HSEARCH-2584 Document built-in analyzers with Lucene

hibernate · Oct 23, 2020 · e8e716f · e8e716f
1 parent bda5a18
commit e8e716f
Showing 1 changed file with 19 additions and 3 deletions.
diff --git a/documentation/src/main/asciidoc/reference/backend-lucene.asciidoc b/documentation/src/main/asciidoc/reference/backend-lucene.asciidoc
@@ -592,9 +592,25 @@ See below for examples.
 Built-in analyzers and normalizers are available out-of-the-box and don't require explicit configuration.
 If necessary, they can be overridden by defining your own analyzer/normalizer with the same name.
 
-The Lucene backend comes with a single built-in analyzer, named `default`.
-It is used by default with <<mapper-orm-directfieldmapping-annotations-fulltextfield,`@FullTextField`>>.
-Unless overridden explicitly, this analyzer uses a `standard` tokenizer and a `lowercase` filter.
+The Lucene backend comes with a series of built-in analyzer:
+
+[cols="l,1",options="header"]
+.Built-in analyzers provided out-of-the box by the Lucene backend
+|====
+|Analyzer name|Description
+|default|It is used by default with <<mapper-orm-directfieldmapping-annotations-fulltextfield,`@FullTextField`>>.
+Uses a `standard` tokenizer and a `lowercase` filter.
+|standard|Uses a `standard` tokenizer and a `lowercase` filter.

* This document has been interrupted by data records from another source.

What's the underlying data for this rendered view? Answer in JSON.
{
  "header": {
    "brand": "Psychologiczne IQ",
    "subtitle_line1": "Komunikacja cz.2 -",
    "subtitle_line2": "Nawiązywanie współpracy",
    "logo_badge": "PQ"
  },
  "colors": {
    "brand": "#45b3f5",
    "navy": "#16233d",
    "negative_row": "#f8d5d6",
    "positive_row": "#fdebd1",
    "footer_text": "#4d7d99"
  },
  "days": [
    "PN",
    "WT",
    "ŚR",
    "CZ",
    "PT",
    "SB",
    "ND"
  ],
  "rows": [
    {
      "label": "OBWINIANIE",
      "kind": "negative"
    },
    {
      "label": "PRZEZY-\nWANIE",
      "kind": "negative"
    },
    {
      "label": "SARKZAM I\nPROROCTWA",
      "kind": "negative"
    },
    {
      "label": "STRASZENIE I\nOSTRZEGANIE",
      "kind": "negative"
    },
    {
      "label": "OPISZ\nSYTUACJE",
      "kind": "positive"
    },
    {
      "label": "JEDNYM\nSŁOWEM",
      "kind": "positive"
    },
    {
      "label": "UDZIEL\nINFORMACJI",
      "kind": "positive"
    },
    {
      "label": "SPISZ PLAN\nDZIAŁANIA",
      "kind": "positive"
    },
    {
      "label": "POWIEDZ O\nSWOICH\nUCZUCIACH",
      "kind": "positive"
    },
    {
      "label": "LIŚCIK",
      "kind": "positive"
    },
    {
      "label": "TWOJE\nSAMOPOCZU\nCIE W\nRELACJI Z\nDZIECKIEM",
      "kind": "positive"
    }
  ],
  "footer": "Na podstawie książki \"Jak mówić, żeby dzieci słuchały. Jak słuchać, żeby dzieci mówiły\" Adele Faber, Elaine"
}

+|simple|Tokenize the text into tokens whenever it encounters a character which is not a letter,
+then lowercase each token.
+|whitespace|Tokenize the text into tokens whenever it encounters a character which is not a white space,
+without changing the tokens.
+|stop|Tokenize the text into tokens whenever it encounters a character which is not a letter,
+then it removes english stop words and finally lowercase each token.
+|keyword|Do not change in any way the text.
+With this analyzer a full text field would behave exactly as it was a keyword field.
+Maybe you should consider using a <<mapper-orm-directfieldmapping-annotations-keywordfield,`@KeywordField`>> instead.
+|====
 
 The Lucene backend does not provide any built-in normalizer.